O plano foi prometido para junho de 2024, mas ainda não foi lançado. Qual é a razão do adiamento? Ele está pronto e está sendo praticado. Houve um atraso no lançamento em razão dos problemas de saúde do presidente Lula no ano passado. Mas já temos o primeiro produto, o Defesa Civil Alerta nos celulares, que foi desenvolvido junto com o Ministério das Comunicações e está a serviço do Brasil. Mesmo antes que o plano estivesse pronto, tivemos a atuação da União na resposta organizada às chuvas no Rio Grande do Sul e no Litoral Norte de São Paulo e nos incêndios no Cerrado e no Pantanal. Continuamos trabalhando a prevenção e a mitigação de riscos, de maneira que essa atuação salve vidas e proteja o patrimônio.
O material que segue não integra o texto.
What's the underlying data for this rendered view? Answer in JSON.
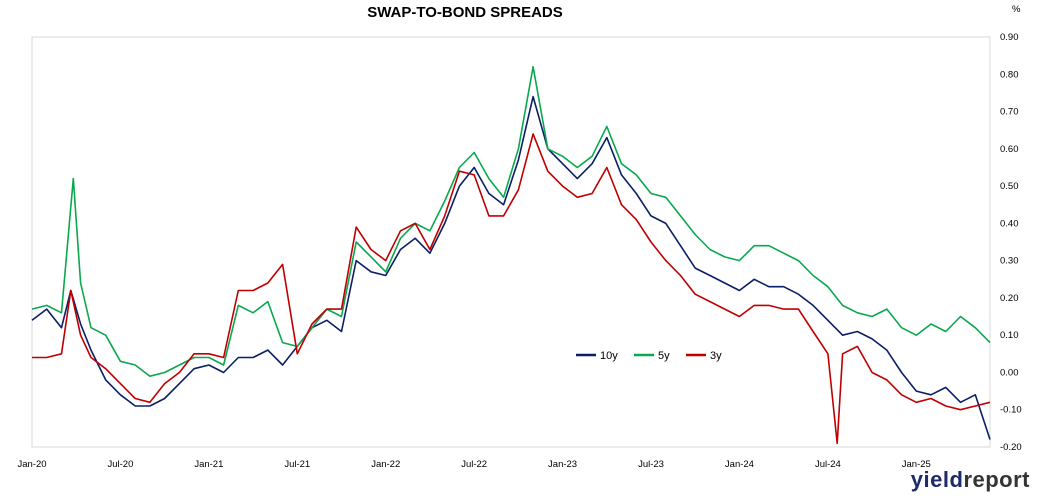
{
  "chart_data": {
    "type": "line",
    "title": "SWAP-TO-BOND SPREADS",
    "unit_label": "%",
    "x_range": [
      "2020-01",
      "2025-06"
    ],
    "ylim": [
      -0.2,
      0.9
    ],
    "y_ticks": [
      "0.90",
      "0.80",
      "0.70",
      "0.60",
      "0.50",
      "0.40",
      "0.30",
      "0.20",
      "0.10",
      "0.00",
      "-0.10",
      "-0.20"
    ],
    "x_ticks": [
      "Jan-20",
      "Jul-20",
      "Jan-21",
      "Jul-21",
      "Jan-22",
      "Jul-22",
      "Jan-23",
      "Jul-23",
      "Jan-24",
      "Jul-24",
      "Jan-25"
    ],
    "grid": false,
    "legend_position": "inside-right-middle",
    "series": [
      {
        "name": "10y",
        "color": "#0b1f66",
        "points": [
          [
            "2020-01-01",
            0.14
          ],
          [
            "2020-02-01",
            0.17
          ],
          [
            "2020-03-01",
            0.12
          ],
          [
            "2020-03-20",
            0.22
          ],
          [
            "2020-04-10",
            0.13
          ],
          [
            "2020-05-01",
            0.06
          ],
          [
            "2020-06-01",
            -0.02
          ],
          [
            "2020-07-01",
            -0.06
          ],
          [
            "2020-08-01",
            -0.09
          ],
          [
            "2020-09-01",
            -0.09
          ],
          [
            "2020-10-01",
            -0.07
          ],
          [
            "2020-11-01",
            -0.03
          ],
          [
            "2020-12-01",
            0.01
          ],
          [
            "2021-01-01",
            0.02
          ],
          [
            "2021-02-01",
            0.0
          ],
          [
            "2021-03-01",
            0.04
          ],
          [
            "2021-04-01",
            0.04
          ],
          [
            "2021-05-01",
            0.06
          ],
          [
            "2021-06-01",
            0.02
          ],
          [
            "2021-07-01",
            0.07
          ],
          [
            "2021-08-01",
            0.12
          ],
          [
            "2021-09-01",
            0.14
          ],
          [
            "2021-10-01",
            0.11
          ],
          [
            "2021-11-01",
            0.3
          ],
          [
            "2021-12-01",
            0.27
          ],
          [
            "2022-01-01",
            0.26
          ],
          [
            "2022-02-01",
            0.33
          ],
          [
            "2022-03-01",
            0.36
          ],
          [
            "2022-04-01",
            0.32
          ],
          [
            "2022-05-01",
            0.4
          ],
          [
            "2022-06-01",
            0.5
          ],
          [
            "2022-07-01",
            0.55
          ],
          [
            "2022-08-01",
            0.48
          ],
          [
            "2022-09-01",
            0.45
          ],
          [
            "2022-10-01",
            0.57
          ],
          [
            "2022-11-01",
            0.74
          ],
          [
            "2022-12-01",
            0.6
          ],
          [
            "2023-01-01",
            0.56
          ],
          [
            "2023-02-01",
            0.52
          ],
          [
            "2023-03-01",
            0.56
          ],
          [
            "2023-04-01",
            0.63
          ],
          [
            "2023-05-01",
            0.53
          ],
          [
            "2023-06-01",
            0.48
          ],
          [
            "2023-07-01",
            0.42
          ],
          [
            "2023-08-01",
            0.4
          ],
          [
            "2023-09-01",
            0.34
          ],
          [
            "2023-10-01",
            0.28
          ],
          [
            "2023-11-01",
            0.26
          ],
          [
            "2023-12-01",
            0.24
          ],
          [
            "2024-01-01",
            0.22
          ],
          [
            "2024-02-01",
            0.25
          ],
          [
            "2024-03-01",
            0.23
          ],
          [
            "2024-04-01",
            0.23
          ],
          [
            "2024-05-01",
            0.21
          ],
          [
            "2024-06-01",
            0.18
          ],
          [
            "2024-07-01",
            0.14
          ],
          [
            "2024-08-01",
            0.1
          ],
          [
            "2024-09-01",
            0.11
          ],
          [
            "2024-10-01",
            0.09
          ],
          [
            "2024-11-01",
            0.06
          ],
          [
            "2024-12-01",
            0.0
          ],
          [
            "2025-01-01",
            -0.05
          ],
          [
            "2025-02-01",
            -0.06
          ],
          [
            "2025-03-01",
            -0.04
          ],
          [
            "2025-04-01",
            -0.08
          ],
          [
            "2025-05-01",
            -0.06
          ],
          [
            "2025-06-01",
            -0.18
          ]
        ]
      },
      {
        "name": "5y",
        "color": "#0aa84f",
        "points": [
          [
            "2020-01-01",
            0.17
          ],
          [
            "2020-02-01",
            0.18
          ],
          [
            "2020-03-01",
            0.16
          ],
          [
            "2020-03-25",
            0.52
          ],
          [
            "2020-04-10",
            0.24
          ],
          [
            "2020-05-01",
            0.12
          ],
          [
            "2020-06-01",
            0.1
          ],
          [
            "2020-07-01",
            0.03
          ],
          [
            "2020-08-01",
            0.02
          ],
          [
            "2020-09-01",
            -0.01
          ],
          [
            "2020-10-01",
            0.0
          ],
          [
            "2020-11-01",
            0.02
          ],
          [
            "2020-12-01",
            0.04
          ],
          [
            "2021-01-01",
            0.04
          ],
          [
            "2021-02-01",
            0.02
          ],
          [
            "2021-03-01",
            0.18
          ],
          [
            "2021-04-01",
            0.16
          ],
          [
            "2021-05-01",
            0.19
          ],
          [
            "2021-06-01",
            0.08
          ],
          [
            "2021-07-01",
            0.07
          ],
          [
            "2021-08-01",
            0.12
          ],
          [
            "2021-09-01",
            0.17
          ],
          [
            "2021-10-01",
            0.15
          ],
          [
            "2021-11-01",
            0.35
          ],
          [
            "2021-12-01",
            0.31
          ],
          [
            "2022-01-01",
            0.27
          ],
          [
            "2022-02-01",
            0.36
          ],
          [
            "2022-03-01",
            0.4
          ],
          [
            "2022-04-01",
            0.38
          ],
          [
            "2022-05-01",
            0.46
          ],
          [
            "2022-06-01",
            0.55
          ],
          [
            "2022-07-01",
            0.59
          ],
          [
            "2022-08-01",
            0.52
          ],
          [
            "2022-09-01",
            0.47
          ],
          [
            "2022-10-01",
            0.6
          ],
          [
            "2022-11-01",
            0.82
          ],
          [
            "2022-12-01",
            0.6
          ],
          [
            "2023-01-01",
            0.58
          ],
          [
            "2023-02-01",
            0.55
          ],
          [
            "2023-03-01",
            0.58
          ],
          [
            "2023-04-01",
            0.66
          ],
          [
            "2023-05-01",
            0.56
          ],
          [
            "2023-06-01",
            0.53
          ],
          [
            "2023-07-01",
            0.48
          ],
          [
            "2023-08-01",
            0.47
          ],
          [
            "2023-09-01",
            0.42
          ],
          [
            "2023-10-01",
            0.37
          ],
          [
            "2023-11-01",
            0.33
          ],
          [
            "2023-12-01",
            0.31
          ],
          [
            "2024-01-01",
            0.3
          ],
          [
            "2024-02-01",
            0.34
          ],
          [
            "2024-03-01",
            0.34
          ],
          [
            "2024-04-01",
            0.32
          ],
          [
            "2024-05-01",
            0.3
          ],
          [
            "2024-06-01",
            0.26
          ],
          [
            "2024-07-01",
            0.23
          ],
          [
            "2024-08-01",
            0.18
          ],
          [
            "2024-09-01",
            0.16
          ],
          [
            "2024-10-01",
            0.15
          ],
          [
            "2024-11-01",
            0.17
          ],
          [
            "2024-12-01",
            0.12
          ],
          [
            "2025-01-01",
            0.1
          ],
          [
            "2025-02-01",
            0.13
          ],
          [
            "2025-03-01",
            0.11
          ],
          [
            "2025-04-01",
            0.15
          ],
          [
            "2025-05-01",
            0.12
          ],
          [
            "2025-06-01",
            0.08
          ]
        ]
      },
      {
        "name": "3y",
        "color": "#c00000",
        "points": [
          [
            "2020-01-01",
            0.04
          ],
          [
            "2020-02-01",
            0.04
          ],
          [
            "2020-03-01",
            0.05
          ],
          [
            "2020-03-20",
            0.22
          ],
          [
            "2020-04-10",
            0.1
          ],
          [
            "2020-05-01",
            0.04
          ],
          [
            "2020-06-01",
            0.01
          ],
          [
            "2020-07-01",
            -0.03
          ],
          [
            "2020-08-01",
            -0.07
          ],
          [
            "2020-09-01",
            -0.08
          ],
          [
            "2020-10-01",
            -0.03
          ],
          [
            "2020-11-01",
            0.0
          ],
          [
            "2020-12-01",
            0.05
          ],
          [
            "2021-01-01",
            0.05
          ],
          [
            "2021-02-01",
            0.04
          ],
          [
            "2021-03-01",
            0.22
          ],
          [
            "2021-04-01",
            0.22
          ],
          [
            "2021-05-01",
            0.24
          ],
          [
            "2021-06-01",
            0.29
          ],
          [
            "2021-07-01",
            0.05
          ],
          [
            "2021-08-01",
            0.13
          ],
          [
            "2021-09-01",
            0.17
          ],
          [
            "2021-10-01",
            0.17
          ],
          [
            "2021-11-01",
            0.39
          ],
          [
            "2021-12-01",
            0.33
          ],
          [
            "2022-01-01",
            0.3
          ],
          [
            "2022-02-01",
            0.38
          ],
          [
            "2022-03-01",
            0.4
          ],
          [
            "2022-04-01",
            0.33
          ],
          [
            "2022-05-01",
            0.42
          ],
          [
            "2022-06-01",
            0.54
          ],
          [
            "2022-07-01",
            0.53
          ],
          [
            "2022-08-01",
            0.42
          ],
          [
            "2022-09-01",
            0.42
          ],
          [
            "2022-10-01",
            0.49
          ],
          [
            "2022-11-01",
            0.64
          ],
          [
            "2022-12-01",
            0.54
          ],
          [
            "2023-01-01",
            0.5
          ],
          [
            "2023-02-01",
            0.47
          ],
          [
            "2023-03-01",
            0.48
          ],
          [
            "2023-04-01",
            0.55
          ],
          [
            "2023-05-01",
            0.45
          ],
          [
            "2023-06-01",
            0.41
          ],
          [
            "2023-07-01",
            0.35
          ],
          [
            "2023-08-01",
            0.3
          ],
          [
            "2023-09-01",
            0.26
          ],
          [
            "2023-10-01",
            0.21
          ],
          [
            "2023-11-01",
            0.19
          ],
          [
            "2023-12-01",
            0.17
          ],
          [
            "2024-01-01",
            0.15
          ],
          [
            "2024-02-01",
            0.18
          ],
          [
            "2024-03-01",
            0.18
          ],
          [
            "2024-04-01",
            0.17
          ],
          [
            "2024-05-01",
            0.17
          ],
          [
            "2024-06-01",
            0.11
          ],
          [
            "2024-07-01",
            0.05
          ],
          [
            "2024-07-20",
            -0.19
          ],
          [
            "2024-08-01",
            0.05
          ],
          [
            "2024-09-01",
            0.07
          ],
          [
            "2024-10-01",
            0.0
          ],
          [
            "2024-11-01",
            -0.02
          ],
          [
            "2024-12-01",
            -0.06
          ],
          [
            "2025-01-01",
            -0.08
          ],
          [
            "2025-02-01",
            -0.07
          ],
          [
            "2025-03-01",
            -0.09
          ],
          [
            "2025-04-01",
            -0.1
          ],
          [
            "2025-05-01",
            -0.09
          ],
          [
            "2025-06-01",
            -0.08
          ]
        ]
      }
    ]
  },
  "branding": {
    "prefix": "yield",
    "suffix": "report"
  }
}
Mesmo com o novo serviço de alertas e os recursos emergenciais liberados pela União, os municípios ainda estão despreparados para as tragédias climáticas. O que falta para melhorar esse cenário? A preparação para enfrentar os desastres é uma questão cultural. Muitas pessoas se assustaram quando fizemos os primeiros usos do Defesa Civil Alerta. Com o plano nacional e as políticas públicas sendo implementadas, a população começará a entender que os governos locais, sob a supervisão federal, têm estratégias de contingência, com alertas para as áreas afetadas, rotas de fuga e locais para abrigo. A frequência e a intensidade dos eventos não vão diminuir, mas não tenho dúvida de que a resiliência aumentará a cada dia.